The shrinkage problem often occurs based on the kind of material used to create the object alongside the temperature shift from hot to cold. It is important to note that it could damage your entire output when an object doesn’t evenly cool off. Part of why PETG ad PLA are two of the best materials for printing is because of their shrinkage rate.

The shrinkage rate of PLA ranges from 0.2% to 3%. In other words, it has a very low shrinkage rate which makes it suitable for printing. Its low shrinkage rate is thanks to its low printing temperature. With the printing temperature at 195-degree C, it doesn’t shrink a lot.

PETG also has a low shrinkage rate. Its shrinkage rate is 0.8% and is considered the lowest amongst other filaments. As a result, it is considered one of the best filaments to print with.


When it comes to 3D printing, you can print out almost anything you want, from food plastic to tail lamps, etc., and here’s where you need to be careful with the filament you adopt in creating your object.

If you create a food container to help with food storage around the house, you need to do it with a filament that wouldn’t poison your food with so many toxins.

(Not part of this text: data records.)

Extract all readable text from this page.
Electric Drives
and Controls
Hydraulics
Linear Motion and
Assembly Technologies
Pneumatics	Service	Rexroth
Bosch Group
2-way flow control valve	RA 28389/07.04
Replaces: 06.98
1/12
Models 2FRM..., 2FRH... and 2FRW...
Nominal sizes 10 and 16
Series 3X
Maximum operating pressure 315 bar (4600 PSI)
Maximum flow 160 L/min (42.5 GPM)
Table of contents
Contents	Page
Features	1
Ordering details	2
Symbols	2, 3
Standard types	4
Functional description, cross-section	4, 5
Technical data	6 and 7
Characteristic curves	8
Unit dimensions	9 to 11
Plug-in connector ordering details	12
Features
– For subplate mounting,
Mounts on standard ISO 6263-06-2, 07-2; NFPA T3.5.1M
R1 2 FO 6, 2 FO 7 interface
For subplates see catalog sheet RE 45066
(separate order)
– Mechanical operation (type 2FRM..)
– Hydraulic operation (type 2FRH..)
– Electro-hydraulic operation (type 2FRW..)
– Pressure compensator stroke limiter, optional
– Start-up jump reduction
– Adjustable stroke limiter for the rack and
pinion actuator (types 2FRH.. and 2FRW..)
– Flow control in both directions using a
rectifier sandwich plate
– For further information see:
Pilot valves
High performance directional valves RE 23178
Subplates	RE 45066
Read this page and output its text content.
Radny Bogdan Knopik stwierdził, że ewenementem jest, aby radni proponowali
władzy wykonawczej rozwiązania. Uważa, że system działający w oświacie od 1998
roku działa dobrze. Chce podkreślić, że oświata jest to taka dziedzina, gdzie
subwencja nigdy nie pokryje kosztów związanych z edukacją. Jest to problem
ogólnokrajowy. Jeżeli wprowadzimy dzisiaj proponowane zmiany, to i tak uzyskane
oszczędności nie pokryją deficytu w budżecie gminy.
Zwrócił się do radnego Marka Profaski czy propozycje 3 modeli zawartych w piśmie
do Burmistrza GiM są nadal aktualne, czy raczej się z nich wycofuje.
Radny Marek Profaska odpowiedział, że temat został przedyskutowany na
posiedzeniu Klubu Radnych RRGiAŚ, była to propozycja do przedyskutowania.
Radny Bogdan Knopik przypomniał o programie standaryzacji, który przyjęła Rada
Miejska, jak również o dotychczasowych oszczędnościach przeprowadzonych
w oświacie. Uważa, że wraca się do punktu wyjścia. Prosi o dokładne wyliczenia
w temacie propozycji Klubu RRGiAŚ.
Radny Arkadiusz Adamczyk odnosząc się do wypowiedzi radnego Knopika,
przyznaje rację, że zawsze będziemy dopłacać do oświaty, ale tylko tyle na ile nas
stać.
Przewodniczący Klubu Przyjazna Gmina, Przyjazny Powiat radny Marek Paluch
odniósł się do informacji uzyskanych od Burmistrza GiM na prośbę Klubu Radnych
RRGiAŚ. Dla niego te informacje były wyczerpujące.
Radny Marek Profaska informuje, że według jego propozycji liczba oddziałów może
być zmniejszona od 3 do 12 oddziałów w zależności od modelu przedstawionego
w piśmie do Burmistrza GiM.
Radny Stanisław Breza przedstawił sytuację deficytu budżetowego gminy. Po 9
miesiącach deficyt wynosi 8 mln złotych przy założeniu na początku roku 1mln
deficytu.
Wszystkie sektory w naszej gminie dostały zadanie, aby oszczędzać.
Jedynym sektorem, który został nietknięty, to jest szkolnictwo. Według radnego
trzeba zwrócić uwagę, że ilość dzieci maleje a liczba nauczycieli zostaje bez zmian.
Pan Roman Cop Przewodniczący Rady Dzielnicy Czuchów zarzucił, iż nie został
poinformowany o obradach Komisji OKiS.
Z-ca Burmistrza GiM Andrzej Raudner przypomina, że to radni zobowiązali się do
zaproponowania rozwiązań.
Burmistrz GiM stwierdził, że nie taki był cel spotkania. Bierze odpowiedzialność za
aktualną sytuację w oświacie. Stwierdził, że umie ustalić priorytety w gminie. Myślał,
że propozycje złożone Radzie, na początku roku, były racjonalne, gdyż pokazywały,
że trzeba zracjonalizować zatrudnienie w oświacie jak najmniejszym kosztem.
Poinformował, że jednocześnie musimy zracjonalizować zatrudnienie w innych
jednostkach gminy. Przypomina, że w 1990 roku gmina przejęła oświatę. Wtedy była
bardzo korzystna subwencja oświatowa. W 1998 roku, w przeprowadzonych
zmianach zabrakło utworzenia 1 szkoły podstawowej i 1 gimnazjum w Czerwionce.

Thanks to PLA and PETG filaments, you can store your food with objects created with either of these filaments.

For starters, PLA is an organic filament. The fact that it was created from sugarcane says a lot about how safe using PLA-based objects is in storing food. You won’t need to bother about toxins from the filament polluting your food. Fortunately, the same goes for PETG.

Although not made directly from organic sources, PETG filament properties make it safe for food storage too. For example, PETG is heat and UV-light resistant. It is also solvent resistant. As a result, these properties make it fairly safe for food storage. Nevertheless, in comparison to PLA, PLA wins this round. Aside from the resistance level of PETG, PETG absorbs color additives to spice it up a bit.

When it comes to the food you eat, it is not advisable to use PETG to store your food, especially when you’ve added color additives to it. Using PLA, which’s made from organic material, is the better filament for 3D printing objects about food.


Beginners in the 3D printing game would find it easier to print with PLA compared to PETG. PLA filament properties make it easy for you to successfully print your objects, especially when you lack any 3D printing experience.

Although PETG is another good filament, it might take a while to get used to it to get your desired result. But newbies might find printing with PETG quite tough when it comes to dialing in the settings before printing with it. Mostly, the retraction setting is not something that a newbie with no printing experience would find easy to handle.


To conclude this PETG vs. PLA comparison, it is important to note that both filaments are great and have their strengths and weaknesses, as highlighted in the article. They also seem to go well in certain contexts than in others. For example, PETG is great in warm climates compared to PLA. However, PLA is the best option for printing objects intended to be used for food storage. Let’s not forget that PLA filament gives off a better and healthier smell compared to PETG.

Nevertheless, if you can’t decide which filament you should print with, purchase both if you can afford them. If not, opt for the PLA filament if you are a newbie in the 3D printing field and would not use your PLA objects in warm climates. If not, PETG is not a bad alternative.